Central government foreign debt, domestic debt, and the debt of state-owned enterprises are an albatross around Rwanda’s neck. There can be no question that Rwanda is in deep trouble over debt. According to the data of Rwanda’s Ministry of Finance and Economic Planning, in 2010, the central government external debt was US$777.3 million. By 2020, the external debt had climbed to US$5.2 billion. Domestic debt rose from US$368.2 million in 2010 to US$1.3 billion in 2020. Meanwhile, the debt of state-owned enterprises (SOEs) rose from US$23 million in 2010 to US$514 million in 2020.

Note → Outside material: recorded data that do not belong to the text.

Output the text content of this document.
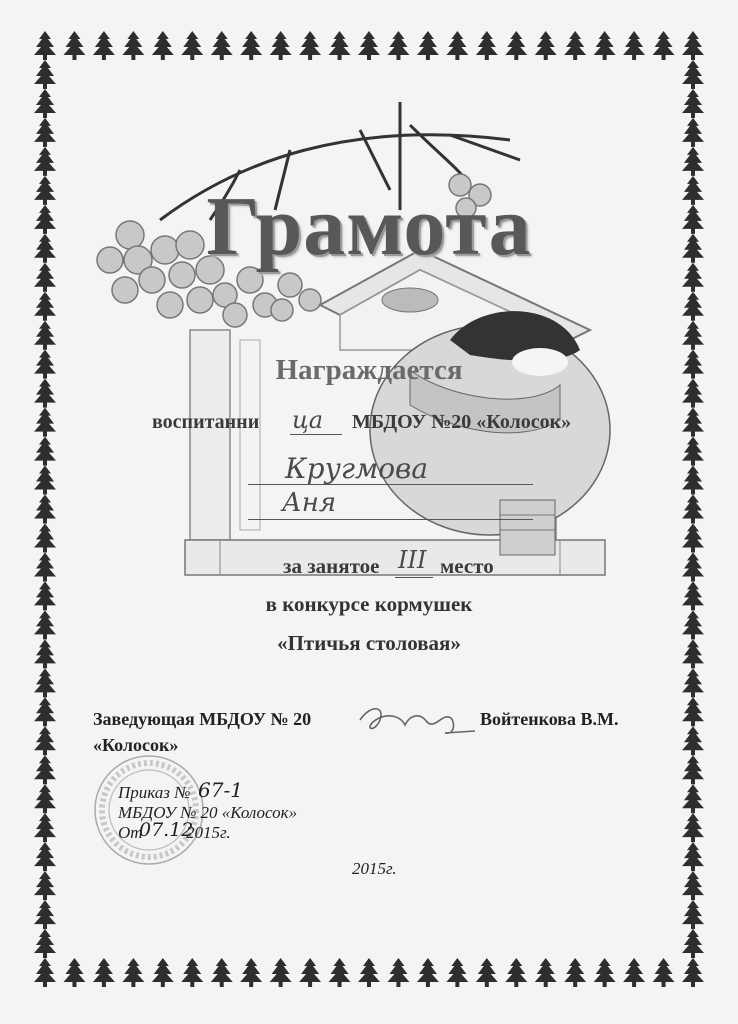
Грамота
Награждается
воспитанни ца МБДОУ №20 «Колосок»
Кругмова
Аня
за занятое III место
в конкурсе кормушек
«Птичья столовая»
Заведующая МБДОУ № 20
«Колосок»
Войтенкова В.М.
Приказ № 67-1
МБДОУ № 20 «Колосок»
От
07.12
2015г.
2015г.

This means that Rwanda owes foreign and domestic creditors over US$7 billion. The International Monetary Fund (IMF) calculates that Rwanda’s debt will increase to over 80 percent of GDP in 2022 from 71.3 percent in 2020. The IMF concludes that Rwanda’s debt “risks have heightened and buffers to cushion the impact of external shocks have diminished.”
How did Rwanda accumulate so much after debt relief that dropped the indebtedness from 119,5% to 19.5% GDP?
Rwanda got into this mess firstly by the Kagame regime’s failure to develop the private sector. Kagame’s development model is state-led. Even Rwanda’s private sector is dominated by the ruling party’s business empire, Crystal Ventures Ltd, which has a privileged relationship with the state. Leading Rwandan business persons quit Rwanda or saw their properties seized by the regime. Secondly, Rwanda’s debts shot up from 2014 onwards with the delusion of turning Rwanda into a conference tourism hub. That thinking led to the building of the Kigali Convention Centre, the expansion of RwandAir and the construction of Kigali Arena. The bulk of the SOEs’ debt which rose from US$23 million in 2010 to US$514 million in 2020 was virtually spent on keeping afloat the otherwise bankrupt RwandAir. Who will contain Kagame and save Rwanda from his delusions of grandeur?